The biggest difference we saw was when we were using the Shift X build with the rear glass panel and dust filters in place. This is our sort of baseline test, for what this system ought to look like, and where it gets hottest. In this setup, the temperature drop across the GPU and CPU varied 4–6 C from test to test. Just for a pure coolant swap, that’s pretty solid. However, remove the glass panel and dust filters, and the difference falls to about 2–3 C. Still an improvement on what we had previously, but not quite as dramatic.
We have a hypothesis as to why this is the case. Firstly, the system isn’t fully flushed. There’s still a lot of the old pastel pink sitting in the loop. That coolant had been in there for almost a year when we drained it, so it wasn’t exactly fresh, and that means the XTR coolant is effectively diluted. That’s a problem on our part.
Secondly, we believe a lot of XTR’s performance depends on the maximum thermal capacity of the loop. With liquid cooling, we recommend that you have a minimum of 120mm of radiator surface area per component you want to cool; double that if overclocking. Combine that with fans, airflow, internal air setup, pump speed, and reservoir capacity, and you end up with the loop’s maximum thermal capacity. Removing our rear glass panel and dust filters dropped temperatures dramatically compared to if we ran with the case sealed. This suggests that our positive pressure setup with the Phanteks fans doesn’t exhaust heat fast enough.

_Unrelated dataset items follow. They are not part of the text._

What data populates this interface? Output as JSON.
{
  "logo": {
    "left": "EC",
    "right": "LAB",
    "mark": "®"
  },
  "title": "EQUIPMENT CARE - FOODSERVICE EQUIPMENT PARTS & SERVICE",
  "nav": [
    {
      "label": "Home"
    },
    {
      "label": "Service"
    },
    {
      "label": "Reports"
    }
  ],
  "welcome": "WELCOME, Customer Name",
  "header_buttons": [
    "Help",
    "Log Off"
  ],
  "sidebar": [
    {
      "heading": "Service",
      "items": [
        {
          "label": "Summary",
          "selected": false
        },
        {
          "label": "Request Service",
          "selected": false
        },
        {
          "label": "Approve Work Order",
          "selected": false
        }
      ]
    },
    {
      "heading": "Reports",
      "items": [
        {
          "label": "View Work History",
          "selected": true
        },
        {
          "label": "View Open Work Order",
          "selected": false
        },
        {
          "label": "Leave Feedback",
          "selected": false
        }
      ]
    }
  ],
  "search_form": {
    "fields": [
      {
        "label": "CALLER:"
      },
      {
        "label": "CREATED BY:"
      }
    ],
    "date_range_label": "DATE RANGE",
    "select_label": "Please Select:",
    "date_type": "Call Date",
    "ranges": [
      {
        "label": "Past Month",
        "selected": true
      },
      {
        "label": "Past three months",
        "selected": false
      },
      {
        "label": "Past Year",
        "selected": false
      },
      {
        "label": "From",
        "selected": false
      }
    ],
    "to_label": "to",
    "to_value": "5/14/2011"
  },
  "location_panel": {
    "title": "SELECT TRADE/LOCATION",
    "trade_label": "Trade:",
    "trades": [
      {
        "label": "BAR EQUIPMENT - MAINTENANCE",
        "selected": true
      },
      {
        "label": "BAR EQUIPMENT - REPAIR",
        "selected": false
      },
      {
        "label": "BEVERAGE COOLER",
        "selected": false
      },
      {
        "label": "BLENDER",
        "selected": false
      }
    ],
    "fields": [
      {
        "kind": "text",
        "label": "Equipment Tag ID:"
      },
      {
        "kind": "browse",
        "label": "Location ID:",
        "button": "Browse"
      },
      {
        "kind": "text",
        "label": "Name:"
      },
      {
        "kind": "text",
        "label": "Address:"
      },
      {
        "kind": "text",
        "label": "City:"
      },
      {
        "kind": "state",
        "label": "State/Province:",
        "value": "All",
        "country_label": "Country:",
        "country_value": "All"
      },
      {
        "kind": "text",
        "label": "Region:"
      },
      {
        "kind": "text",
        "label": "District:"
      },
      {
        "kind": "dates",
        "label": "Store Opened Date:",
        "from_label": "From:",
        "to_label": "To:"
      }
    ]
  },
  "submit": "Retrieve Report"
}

Take the side panel off, and all that heat can escape, as the positive pressure from the intake fans pushes it out—all of a sudden, temperatures drop significantly.
The theory is that XTR is far more efficient at transferring heat into the radiators than standard coolant. When you’re at your thermal limit within a loop, the best thing you can do is move heat to a radiator as fast as possible, then transfer it into the fins to be expelled or cooled by the fans. With our panel off, the internal temps were far lower naturally, thanks to that release of internal hot air. With the panel on and internal temps far higher, XTR moves heat away from the blocks and into the radiators at a far quicker pace than a standard coolant, so we see a bigger drop in temperature.
That means if you’re looking to cool a 12-core processor and an RTX 2080 Ti off of a single 240mm skinny radiator, XTR should far outperform a standard coolant, or even water, because at that level, the temps should be much higher and the coolant should perform much better.
ON TO THE NEXT TESTS
We’re not satisfied with our results just yet; we want to see how it responds when the system’s flushed fully, and is free of pastel residue. To that end, we’re going to blitz the system and crack open another bottle of the white stuff, and see how this coolant performs over long periods under load. Rumor has it that it improves with age, and temps drop further the longer it’s in a system, so we’ll have to check that out, too. We also we want to build the “Impossible Machine”: An ITX chassis, a single skinny 240mm radiator, a tiny pump and res, a 16-core processor (if not more), and the best/hottest GPU we can get our hands on. It will take a while to get the parts together, but once done, it should prove once and for all whether Mayhems’ XTR is truly the king of coolants.